“So we can talk without a piece of impertinent machinery roaring interruptions at us,” replied Dick with forced lightness. And then in a voice he could not make light: “I want to talk to you about—about my sister. Isn't she splendid?”
“She is!” There was no wavering of her thoughts as Maggie emphatically said this.
“I'm mighty glad you like her. She certainly liked you. She's all the family I've got, and since you two hit it off so well together I hope—I hope, Maggie—”
And then Dick plunged into it, stammeringly, but earnestly. He told her how much he loved her, in old phrases that his boyish ardor made vibrantly new. He loved her! And if she would marry him, her influence would make him take the brace all his friends had urged upon him. She'd make him a man! And she could see how pleased it would make his sister. And he would do his best to make Maggie happy—his very best!

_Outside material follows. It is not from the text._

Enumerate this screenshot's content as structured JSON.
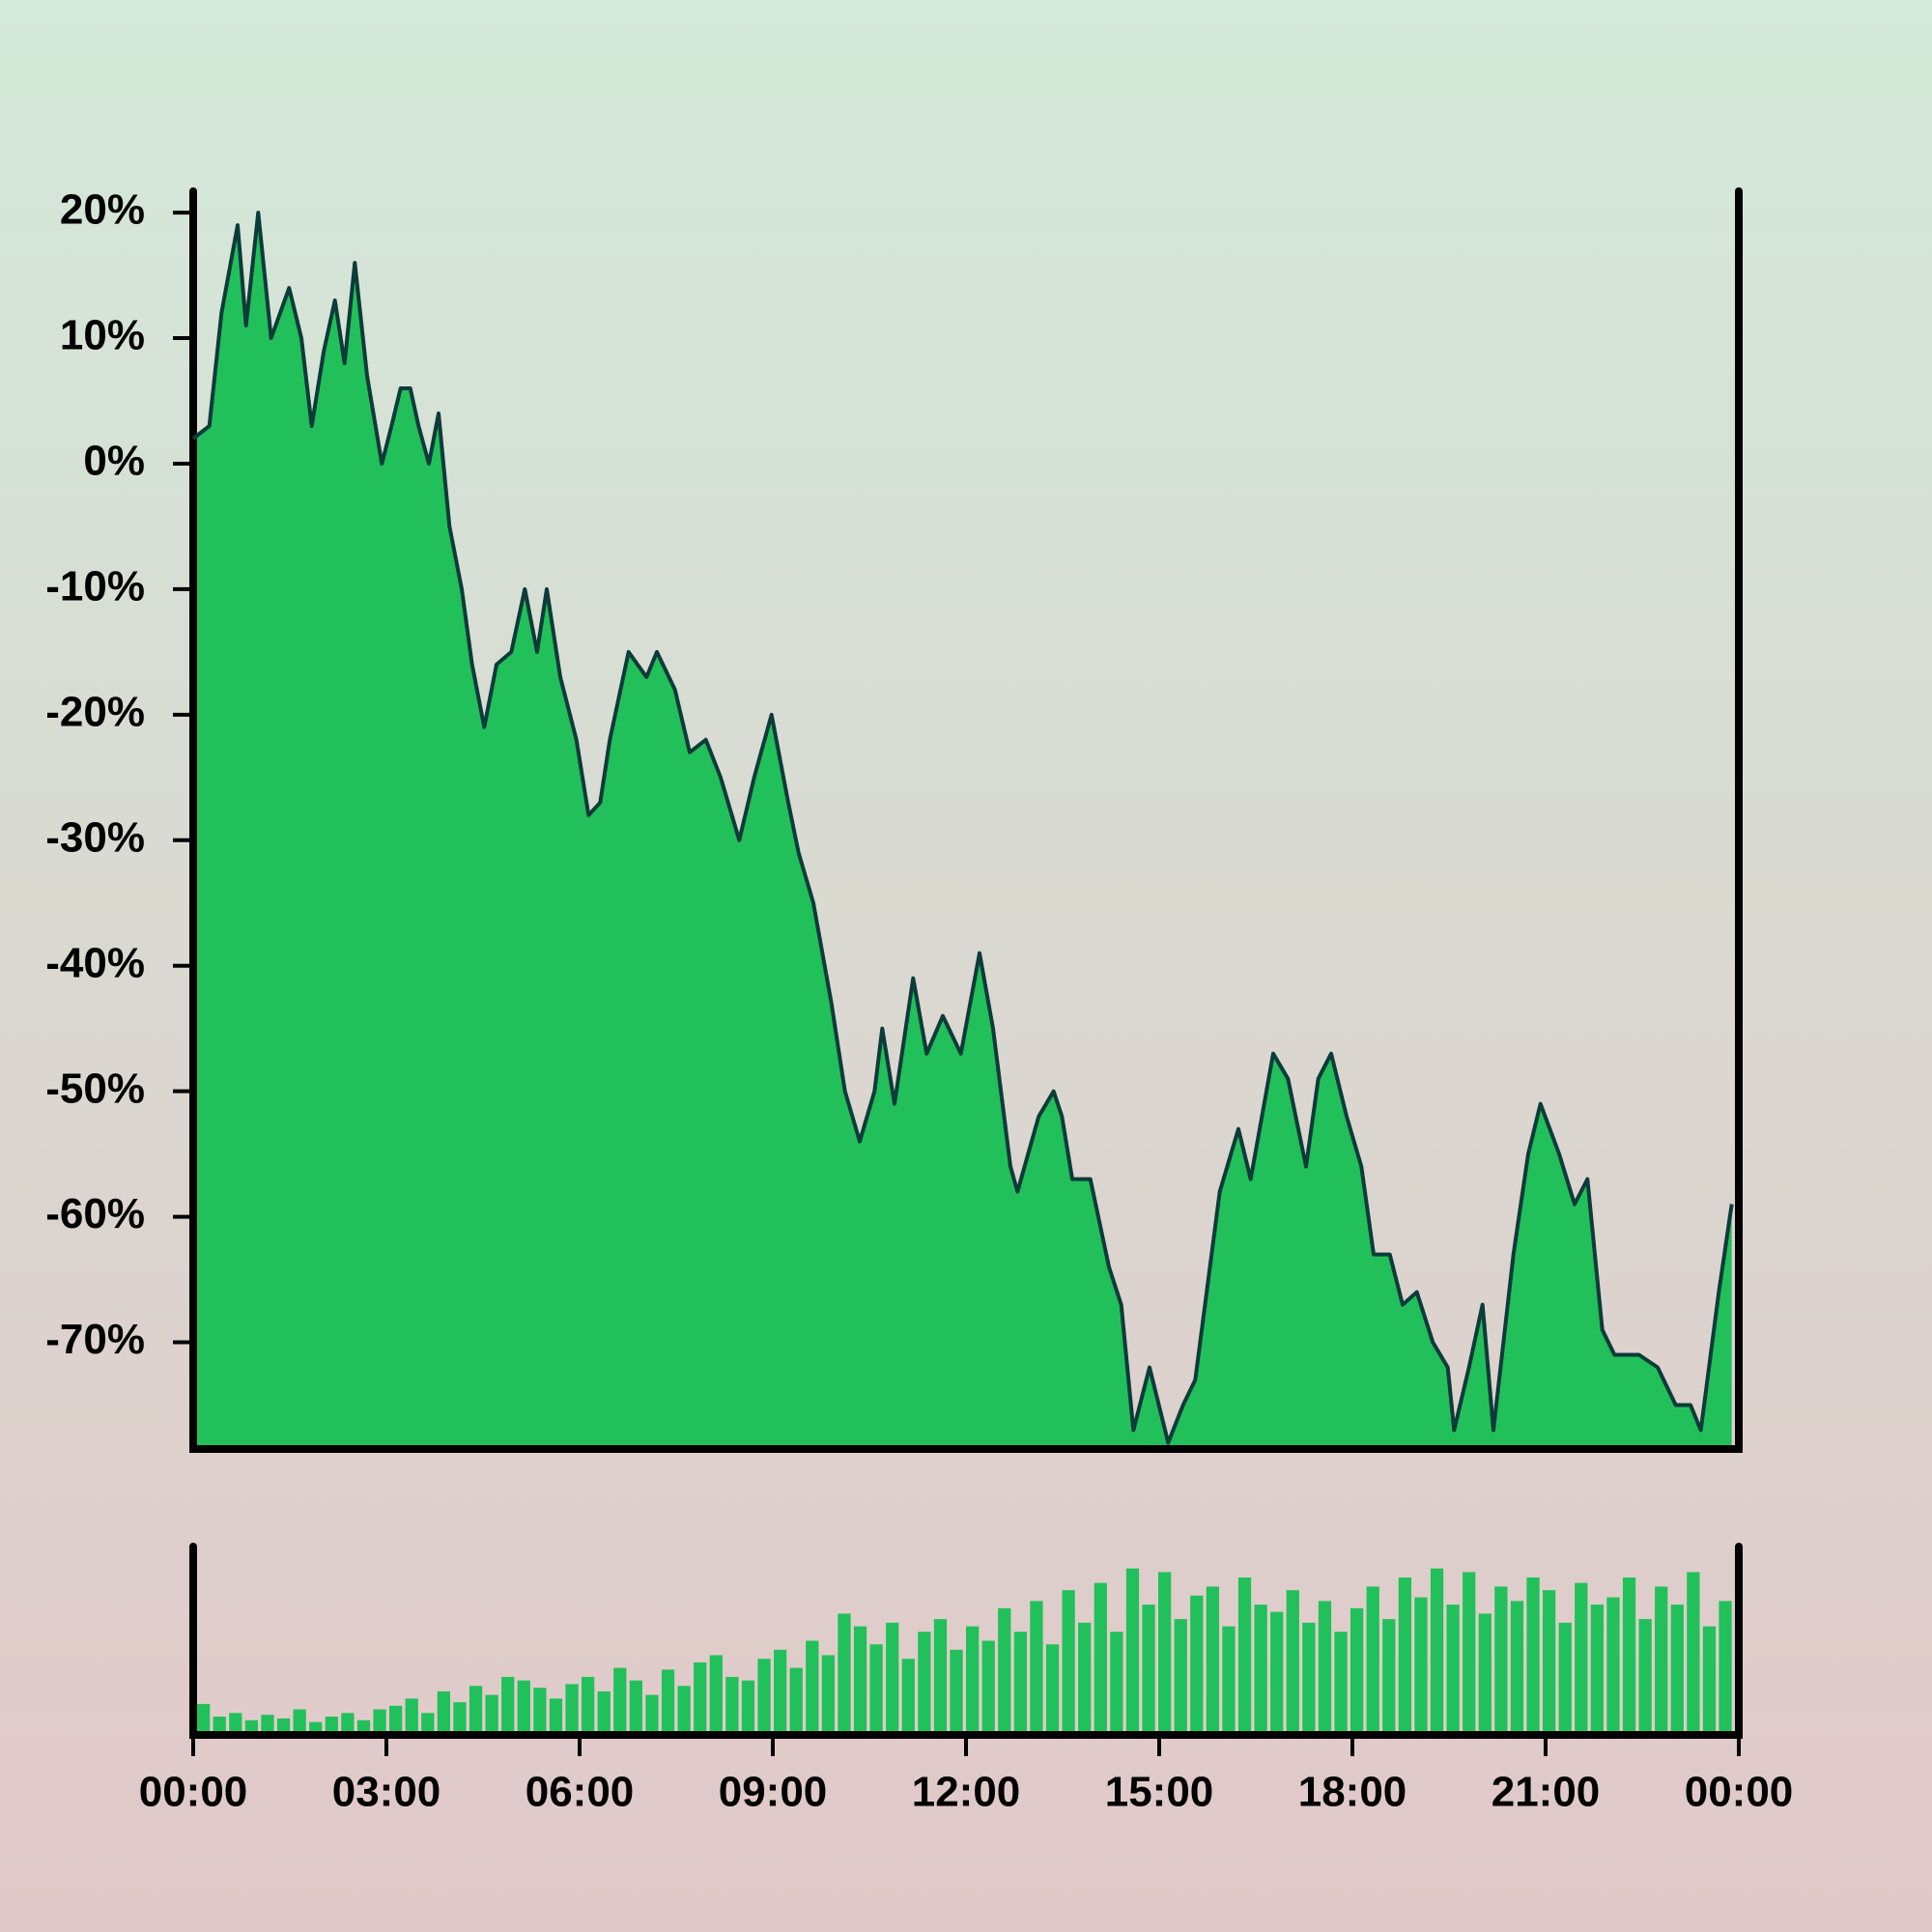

The young super-adventuress—she herself had mentally used the word “adventuress” in thinking of herself, as being more genteel and mentally aristocratic than the cruder words by which Barney and Old Jimmie and their kind designated a woman accomplice—this young super-adventuress, who had schemed all this so adroitly, and worked toward it with the best of her brain and her conscious charm, was seized with new panic as she listened to the eager torrent of his imploring words, as she gazed into the quivering earnestness of his frank, blue-eyed face. She wished she could get out of the machine and run away or sink through the floor-boards of the car. For she really liked Dick.
“I'm—I'm not so good as you think,” she whispered. And then some unsuspected force within her impelled her to say: “Dick, if you knew the truth—”
He caught her shoulders. “I know all the truth about you I want to know! You're wonderful, and I love you! Will you marry me? Answer that. That's all I want to know!”
He had checked the confession that impulsively had surged toward her lips. Silent, her eyes wide, her breath coming sharply, she sat gazing at him.... And then from out the portion of her brain where were stored her purposes, and the momentum of her pride and determination, there flashed the realization that she had won! The thing that Barney and Old Jimmie had prepared and she had so skillfully worked toward, was at last achieved! She had only to say “yes,” and either of those two plans which Barney had outlined could at once be put in operation—and there could be no doubt of the swift success of either. Dick's eager, trusting face was guarantee that there would come no obstruction from him.
She felt that in some strange way she had been caught in a trap. Yes, what they had worked for, they had won! And yet, in this moment of winning, as elements of her vast dizziness, Maggie felt sick and ashamed—felt a frenzied desire to run away from the whole affair. For Maggie, cynical, all-confident, and eighteen, was proving really a very poor adventuress.
“Please, Maggie”—his imploring voice broke in upon her—“won't you answer me? You like me, don't you?—you'll marry me, won't you?”